Tuesday, September 08, 2009

Next Major Project: modern use of the invisible hand


I have completed my response to Daniel Klein’s (“In Adam Smith’s Invisible Hands: comment on Gavin KennedyHERE: response to my article: “Adam Smith and the Invisible Hand” (HERE): My final response will be published next week in Econ Journal Watch (September 2009) HERE:

It is now time to move on to my next project (larger in scope and more ambitious): To consider the role played by the use of the invisible hand metaphor by modern economists. Yes, I shall name, though probably not shame, them.

My main charge against them collectively, is that they wrongly attribute their allusion to the invisible hand by name to Adam Smith – because the modern (post-1930s) (miss)use (miss)associates the metaphor with their quite different meanings – and they imply and, in many cases they directly claim, that Smith have said things about markets that he never did. I shall also offer an alternative explanation for the ubiquity of the invisible hand in modern discourse.

I suspect, somewhat cheekily, that many modern economists have never read Wealth Of Nations, nor do they realise how limited was Smith’s use of the popular 18th-century metaphor (once only in Wealth Of Nations, 1776, once only in Moral Sentiments, 1759, and once only in his short, posthumous essay on the History of Astronomy (1744-58), no one of which was connected conceptually to the others.

To date, I have collected some preliminary research materials on the modern usage of the invisible hand (some of which go well beyond its use as a metaphor; some authors believe that there is an actual entity of ‘an invisible hand’ operating in markets, some of them attributing the entity to the invisible God.

Until now, I have waited before embarking on my own assessments for Warren Samuels, a distinguished Smithian scholar, to publish his considered analysis of the modern uses to which the invisible hand metaphor has been put. His 2008 article: Adam Smith’s Invisible Hand, in The Street Porter and the Philosopher: conversations in analytical egalitarianism, edited by S. J. Peart and D. M. Levy. Ann Arbor: Michigan University Press, was the initial article I awaited, but I was advised that another article by Warren Samuels, is to be published in Jeffrey Young’s, (editor), forthcoming Elgar Companion to Adam Smith, Cheltenham: Elgar Publishing, in October 2009.

From private conversations, I understand this is a formidable piece of work and out of respect for Warren's work, I have held back to see to what degree his analysis of modern usage conforms to mine. I understand that he may also reply directly also to my Econ Journal Watch paper.

Where does this take us?

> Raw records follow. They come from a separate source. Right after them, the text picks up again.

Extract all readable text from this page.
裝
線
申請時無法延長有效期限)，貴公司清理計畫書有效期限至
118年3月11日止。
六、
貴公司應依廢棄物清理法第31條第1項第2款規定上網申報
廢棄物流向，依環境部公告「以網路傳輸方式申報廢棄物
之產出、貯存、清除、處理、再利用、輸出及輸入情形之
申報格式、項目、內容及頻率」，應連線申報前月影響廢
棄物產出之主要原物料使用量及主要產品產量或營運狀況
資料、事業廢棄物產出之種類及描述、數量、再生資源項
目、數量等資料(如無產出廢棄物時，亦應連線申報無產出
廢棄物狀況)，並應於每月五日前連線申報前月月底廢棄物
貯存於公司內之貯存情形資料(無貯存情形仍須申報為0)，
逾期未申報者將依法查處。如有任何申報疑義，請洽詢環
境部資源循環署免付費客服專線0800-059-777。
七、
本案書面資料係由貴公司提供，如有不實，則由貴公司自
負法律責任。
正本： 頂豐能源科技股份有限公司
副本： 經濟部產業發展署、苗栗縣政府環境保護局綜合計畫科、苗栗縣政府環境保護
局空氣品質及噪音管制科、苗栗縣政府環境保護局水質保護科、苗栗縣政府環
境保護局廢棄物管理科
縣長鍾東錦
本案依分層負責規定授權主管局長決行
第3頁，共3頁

Well, my hypothesis for the new project tests my assertions from time to time, that the invisible hand metaphor is a relatively modern adaptation of the 18th-century metaphor purporting to show the presence of an invisible hand in modern market capitalism, seen almost daily in the world media, and more importantly, as asserted in refereed journal articles and authoritative pronouncements in academic texts.

If its usage was confined purely to popular media, it could safely be ignored, but when Nobel Prize Winners and respected authorities from our discipline elaborate on the modern theory of ‘the invisible hand’, we need to separate ideology from analysis. The robust criticism I occasionally encounter of my counter-thesis suggests an investment in emotional subjectivism on the part of some economists.

Any help readers offer to me during this research project will be graciously accepted.

I have been tracing the early beginnings of the discipline’s interest in applying the metaphor to modern economies, starting with late 19th-century economists, some of whom were identified by Daniel Klein and others in correspondence with myself. I am particularly interested in early 20th-century exponents from Chicago University in the 1930s and thereafter.

For example, from Paul Samuelson (Economics, 1948: p 36) I noted that he reported, somewhat critically, on the oral tradition at Chicago which included ideas about the invisible hand operating in market economies. Among the first reference to this use of the invisible hand, I was directed to Oscar Lange’s article in The Review of Economic Studies (vol 13, 1945-46, p 19-32). Lange was at Chicago during the 1930s (as was Samuelson).

In his 1946 article Oscar Lange writes:

The market has, therefore, been compared (by Adam Smith and others) to that of an invisible hand which produces out of the autonomous decisions of many separate units” (p 26).

What did he mean “by Adam Smith and others”? Who were the “others”?
Any information would be welcome from readers, including references, sources, and biographies. Though retired, I have access to a good library at a University and can probably follow up even vague references or books titles.

Thank you in anticipation of any help received.